About a decade ago he began following district affairs, particularly the budget. Since then he has served as a community volunteer on the annual budget committee. He said he attends school board meetings "once in a while," but noted that much board business is conducted in work sessions before the meetings.

His time working in the school gave him an overview of what really goes on and of students' needs, he said.

"I've always had a rapport with the parents and kids," he said.

Dyson said he would bring the board a fresh viewpoint and a willingness to make hard choices. The board has been stagnating and relying too much on seeking money from politicians, he said.

"They need people that have different views," he said. "No one wants to bite the bullet."

Some families are unhappy with the district, and the board needs to know why. It also needs to be more in touch with employees, he said.

His priorities, he said, are to get more teachers into classrooms, to promote good programs that help students develop self-discipline, to assist students who are struggling to keep up and to reverse the trend of families leaving the schools.

The district has some gifted people working for it, but it needs to "go a little further."

"Are we getting the quality of education we think we are?" he asked.

"We have a 'jack of all trades, master of none' syndrome. ... I care about kids, and we need a change."

Cathy Bishop, a teacher at Soldotna Elementary, said she supports Dyson because he was once a working member of the district. She described him as smart, decent, knowledgeable and having a balanced mind-set about management and labor.
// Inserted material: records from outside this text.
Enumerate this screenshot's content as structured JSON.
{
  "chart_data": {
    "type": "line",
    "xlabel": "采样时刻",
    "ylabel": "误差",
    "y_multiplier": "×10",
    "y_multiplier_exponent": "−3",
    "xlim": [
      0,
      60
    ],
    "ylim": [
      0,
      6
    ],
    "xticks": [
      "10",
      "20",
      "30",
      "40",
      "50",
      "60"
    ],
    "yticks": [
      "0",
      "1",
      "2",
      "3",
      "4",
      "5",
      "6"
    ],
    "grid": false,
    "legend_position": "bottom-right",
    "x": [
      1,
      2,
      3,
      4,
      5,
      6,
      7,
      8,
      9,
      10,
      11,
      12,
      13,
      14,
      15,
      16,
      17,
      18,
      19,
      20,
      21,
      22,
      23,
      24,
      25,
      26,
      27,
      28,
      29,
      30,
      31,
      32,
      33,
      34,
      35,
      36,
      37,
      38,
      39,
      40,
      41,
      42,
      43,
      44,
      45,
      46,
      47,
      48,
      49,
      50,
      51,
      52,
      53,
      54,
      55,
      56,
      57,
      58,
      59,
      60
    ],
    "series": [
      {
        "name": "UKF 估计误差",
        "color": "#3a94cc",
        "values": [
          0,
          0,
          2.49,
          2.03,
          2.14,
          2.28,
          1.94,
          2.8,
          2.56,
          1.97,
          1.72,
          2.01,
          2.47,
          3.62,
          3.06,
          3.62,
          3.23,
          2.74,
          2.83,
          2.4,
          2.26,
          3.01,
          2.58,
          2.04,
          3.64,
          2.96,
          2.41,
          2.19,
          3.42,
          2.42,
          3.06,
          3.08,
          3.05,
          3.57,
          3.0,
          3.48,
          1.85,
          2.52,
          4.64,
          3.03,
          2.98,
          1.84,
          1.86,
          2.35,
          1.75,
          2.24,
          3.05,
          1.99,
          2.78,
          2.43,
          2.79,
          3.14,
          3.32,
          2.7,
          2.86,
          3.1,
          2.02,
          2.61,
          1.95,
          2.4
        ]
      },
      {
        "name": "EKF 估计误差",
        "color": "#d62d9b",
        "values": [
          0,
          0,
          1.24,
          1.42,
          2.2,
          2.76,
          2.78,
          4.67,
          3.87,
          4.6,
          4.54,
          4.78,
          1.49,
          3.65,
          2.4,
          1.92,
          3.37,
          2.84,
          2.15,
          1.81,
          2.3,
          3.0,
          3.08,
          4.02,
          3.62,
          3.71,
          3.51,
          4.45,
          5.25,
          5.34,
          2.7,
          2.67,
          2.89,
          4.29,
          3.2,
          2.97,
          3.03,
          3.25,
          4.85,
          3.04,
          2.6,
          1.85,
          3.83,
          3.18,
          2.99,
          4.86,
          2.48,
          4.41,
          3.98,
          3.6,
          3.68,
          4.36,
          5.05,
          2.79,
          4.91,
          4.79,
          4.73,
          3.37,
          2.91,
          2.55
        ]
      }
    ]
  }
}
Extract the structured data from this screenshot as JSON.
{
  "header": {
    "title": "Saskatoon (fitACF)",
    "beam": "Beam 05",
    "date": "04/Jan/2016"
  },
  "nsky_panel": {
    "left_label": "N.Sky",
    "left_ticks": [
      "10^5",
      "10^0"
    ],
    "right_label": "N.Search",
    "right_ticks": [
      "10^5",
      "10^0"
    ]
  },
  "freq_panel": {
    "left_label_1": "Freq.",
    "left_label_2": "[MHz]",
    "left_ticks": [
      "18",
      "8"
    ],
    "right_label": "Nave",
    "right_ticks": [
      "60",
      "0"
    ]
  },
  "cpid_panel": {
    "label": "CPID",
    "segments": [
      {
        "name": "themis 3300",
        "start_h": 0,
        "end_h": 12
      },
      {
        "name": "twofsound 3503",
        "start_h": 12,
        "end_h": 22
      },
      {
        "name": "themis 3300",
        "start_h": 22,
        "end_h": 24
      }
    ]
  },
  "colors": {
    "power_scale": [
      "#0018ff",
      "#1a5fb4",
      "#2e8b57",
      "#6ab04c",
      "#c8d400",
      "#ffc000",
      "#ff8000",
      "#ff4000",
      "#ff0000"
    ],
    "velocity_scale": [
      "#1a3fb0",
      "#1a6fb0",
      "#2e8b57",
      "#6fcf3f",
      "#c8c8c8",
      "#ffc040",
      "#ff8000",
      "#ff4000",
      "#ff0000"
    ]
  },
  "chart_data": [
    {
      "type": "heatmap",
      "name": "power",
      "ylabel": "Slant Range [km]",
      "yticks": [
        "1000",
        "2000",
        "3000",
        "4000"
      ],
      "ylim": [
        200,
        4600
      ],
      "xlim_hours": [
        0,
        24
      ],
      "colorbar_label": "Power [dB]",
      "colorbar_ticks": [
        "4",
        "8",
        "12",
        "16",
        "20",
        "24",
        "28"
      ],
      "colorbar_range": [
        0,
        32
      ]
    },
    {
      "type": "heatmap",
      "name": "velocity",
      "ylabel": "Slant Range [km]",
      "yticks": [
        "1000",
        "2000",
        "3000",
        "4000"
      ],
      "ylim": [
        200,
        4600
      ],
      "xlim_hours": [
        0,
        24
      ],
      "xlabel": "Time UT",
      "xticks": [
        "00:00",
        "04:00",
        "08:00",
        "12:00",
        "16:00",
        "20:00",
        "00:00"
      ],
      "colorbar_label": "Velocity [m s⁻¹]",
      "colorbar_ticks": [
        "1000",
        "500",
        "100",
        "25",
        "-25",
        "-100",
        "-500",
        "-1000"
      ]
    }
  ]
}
"He is acquainted with the problems that beset us from the inside. He is someone who is prepared to take care that all sides receive the opportunity to air their ideas, rather unlike the current members of the school board who may give you face time but never seem to take the information in," she said.

"He's committed to the district's children, parents and employees and will bring balance to a school board that seems oblivious to all of the above."